The Daily Mail's Mike Dickson, however, believes that "it will be of little consolation to the authorities that anti-doping measures have landed a big name".
"The fact that she was allowed to make her own announcement, to take control of the narrative, is an illustration of how the game is so deferential to its leading stars," he wrote.
American tennis great Andre Agassi failed a drugs test in 1997, testing positive for crystal methamphetamine. But he was let off by the Association of Tennis Professionals (ATP) with a warning after he said he had accidentally sipped his assistant's spiked drink. In his autobiography after retirement, he admitted that the claim was a lie.
Croatia's Marin Cilic was banned for nine months in 2013 after testing positive for a prohibited stimulant, though the suspension was cut to four months on appeal.
Former world No. 1 Martina Hingis retired after receiving a two-year ban for a positive cocaine test in 2007, though the Swiss denied taking the drug which is generally not viewed as performance-enhancing.

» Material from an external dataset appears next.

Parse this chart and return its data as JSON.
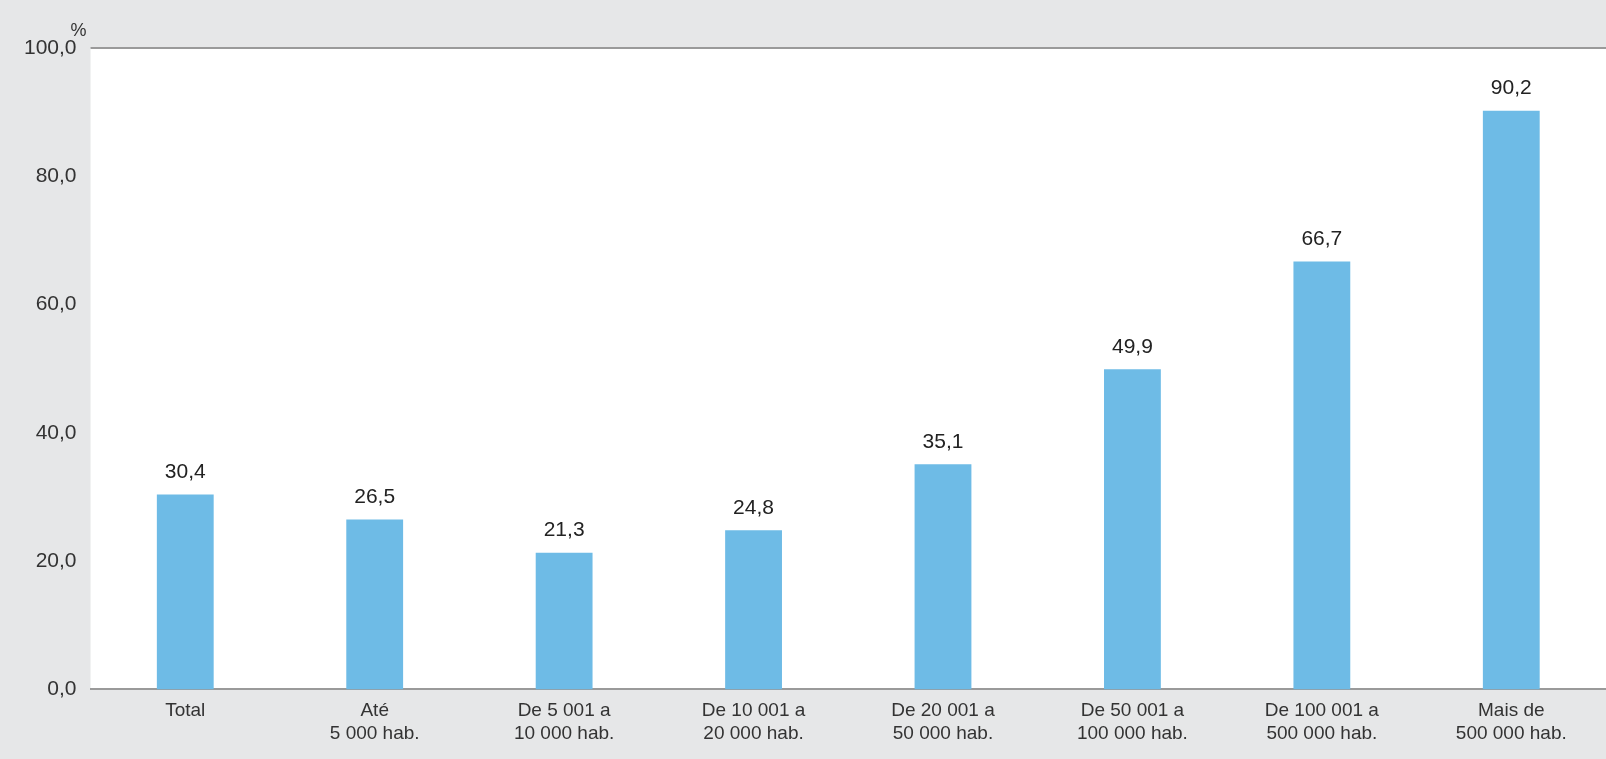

Last year, the sport banned US player Wayne Odesnik for 15 years after his second doping violation, testing positive for steroids and other banned substances.
The reaction from within the tennis world has been largely sympathetic towards Sharapova - with the exception of three-time Grand Slam champion Jennifer Capriati.
"I had to lose my career and never opted to cheat no matter what," Capriati, who left the women's tour in the mid-1990s in part because of recreational drug problems, tweeted, without mentioning Sharapova by name. "I had to throw in the towel and suffer. I didn't have the high priced team of (doctors) that found a way for me to cheat and get around the system and wait for science to catch up."
Sharapova told a news conference on Monday that she had been taking meldonium for health problems on medical advice since 2006, and through her own negligence, failed to realise it had been added to the World Anti-Doping Agency's banned list this year.
"What's the point of someone taking a heart medicine that helps your heart recover faster unless you have a heart condition? Is that accurate," Capriati added. "In my opinion (if) it's all true every title should be stripped. This is other people's lives as well."
Retired American star James Blake, however, felt that Sharapova handled the scandal well.
"Wow. Classy of @MariaSharapova to hold a press conference for this and admit making a mistake," tweeted the former world No. 4. "Definitely agree that have to be aware though."